An eerily similar storm hit Seattle early Monday, but the skies cleared by game time — and the Seahawks (5-4) had almost no obstacles for a consistently outstanding passing attack that thrived while Shaun Alexander sat out with injuries.

Will Heller and D.J. Hackett caught Hasselbeck’s TD passes, with Hackett getting 8 receptions for 101 yards as Seahawks affirmed their spot atop the NFC West with its second straight demolition of the club expected to challenge them this fall.

Seattle jumped to a 17-0 halftime lead before turning away three San Francisco drives that started in Seahawks territory. Alex Smith, who had his finest NFL hour in Seattle last season, passed for 114 yards for the 49ers (2-7), who skidded to their first seven-game losing streak in two years.

Nolan received condolences from Seattle’s Mike Holmgren and dozens of players before the game. His father, former 49ers coach Dick Nolan, died Sunday after a long battle with Alzheimer’s disease and prostate cancer.

Nolan then called a gutsy, inventive game — direct snaps to receivers, an onside kick right after halftime, a phony fake punt and two attempted fourth-down conversions when the game still was winnable — yet nothing worked against the Seahawks’ sturdy defense.

If offensive progress is measured in first downs, the game was among the most one-sided in the history of both franchises. The Seahawks tied their team record for fewest first downs allowed, set against San Diego in 1987, while San Francisco matched its fewest first downs since 1963 for the second time this season.

Frank Gore rushed for just 72 yards, and the 49ers’ league-worst offense finished with 173 total yards, failing to gain 200 for the fifth time in nine games. Seattle had 17 first downs before San Francisco got its first on the final play before halftime.

Seattle’s offense racked up 380 yards and 27 first downs despite keeping it fairly simple in the absence of Alexander and receiver Deion Branch. Hasselbeck ran a patient passing offense as the Seahawks put together several clock-eating drives on the way to a 17-0 lead through three quarters.

Alexander sat out for the first time this season with an accumulation of injuries, while Branch missed his fourth straight game.

Holmgren vowed to open up the passing game in Alexander’s absence, and the veteran coach wasn’t using subterfuge for a change.
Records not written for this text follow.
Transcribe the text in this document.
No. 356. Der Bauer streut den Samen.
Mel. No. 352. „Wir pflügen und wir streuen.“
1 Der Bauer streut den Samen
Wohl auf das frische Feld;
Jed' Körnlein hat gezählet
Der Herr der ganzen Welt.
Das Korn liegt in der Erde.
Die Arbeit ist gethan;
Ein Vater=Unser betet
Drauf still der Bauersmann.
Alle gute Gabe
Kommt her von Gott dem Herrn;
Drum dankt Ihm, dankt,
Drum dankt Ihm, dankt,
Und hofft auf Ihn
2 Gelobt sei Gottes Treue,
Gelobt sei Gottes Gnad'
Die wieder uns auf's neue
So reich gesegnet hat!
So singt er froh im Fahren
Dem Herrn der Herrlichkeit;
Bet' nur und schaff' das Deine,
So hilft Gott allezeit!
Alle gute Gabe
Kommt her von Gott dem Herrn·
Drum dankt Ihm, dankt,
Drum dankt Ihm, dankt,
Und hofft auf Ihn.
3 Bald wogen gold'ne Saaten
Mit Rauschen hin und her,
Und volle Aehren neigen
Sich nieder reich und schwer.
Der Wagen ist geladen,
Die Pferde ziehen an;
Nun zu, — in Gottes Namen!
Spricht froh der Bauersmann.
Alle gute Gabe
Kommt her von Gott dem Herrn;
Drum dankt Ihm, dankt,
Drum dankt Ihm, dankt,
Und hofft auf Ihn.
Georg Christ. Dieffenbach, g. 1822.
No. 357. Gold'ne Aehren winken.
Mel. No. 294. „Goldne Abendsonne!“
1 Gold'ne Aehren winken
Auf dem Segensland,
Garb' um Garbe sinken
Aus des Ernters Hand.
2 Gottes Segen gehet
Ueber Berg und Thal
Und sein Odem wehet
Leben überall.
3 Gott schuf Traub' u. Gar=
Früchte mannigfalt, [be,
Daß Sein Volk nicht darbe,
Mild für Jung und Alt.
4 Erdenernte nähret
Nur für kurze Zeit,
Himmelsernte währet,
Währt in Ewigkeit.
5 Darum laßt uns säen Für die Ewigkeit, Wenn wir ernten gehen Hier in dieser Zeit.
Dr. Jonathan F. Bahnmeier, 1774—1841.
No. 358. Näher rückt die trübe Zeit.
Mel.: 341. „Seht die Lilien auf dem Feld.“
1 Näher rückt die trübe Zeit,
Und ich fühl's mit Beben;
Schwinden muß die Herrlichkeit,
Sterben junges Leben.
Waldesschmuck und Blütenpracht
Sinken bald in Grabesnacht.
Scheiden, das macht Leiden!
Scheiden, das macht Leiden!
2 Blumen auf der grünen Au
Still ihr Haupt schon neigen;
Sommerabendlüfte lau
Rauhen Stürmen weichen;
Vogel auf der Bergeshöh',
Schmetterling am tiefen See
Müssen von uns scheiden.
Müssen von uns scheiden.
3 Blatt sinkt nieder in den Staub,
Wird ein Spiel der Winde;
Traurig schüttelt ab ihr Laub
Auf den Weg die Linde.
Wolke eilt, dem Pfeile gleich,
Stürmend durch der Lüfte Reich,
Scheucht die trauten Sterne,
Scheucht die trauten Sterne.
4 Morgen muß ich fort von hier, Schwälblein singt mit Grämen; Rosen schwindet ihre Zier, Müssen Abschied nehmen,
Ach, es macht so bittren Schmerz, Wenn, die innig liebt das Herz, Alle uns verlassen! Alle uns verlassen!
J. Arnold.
Seattle passed on 11 of 13 plays on the opening drive, with Hasselbeck patiently picking at the Niners’ defense before hitting Heller with a 1-yard TD toss.

Patrick Kerney stripped the ball from Smith on the 49ers’ first possession, and it was recovered by Rocky Bernard — the 308-pound tackle who separated Smith’s throwing shoulder on a sack in the clubs’ first meeting in September. Josh Brown’s field goal put Seattle up 10-0 less than 11 minutes in.

Hackett’s 46-yard catch against hobbling 49ers cornerback Walt Harris set up Morris’ 6-yard TD run late in the second quarter. Hackett also caught a 10-yard TD pass on the first play of the fourth.

After losing twice to the 49ers last season, Seattle emphatically swept the division series by cumulative 47-3 score.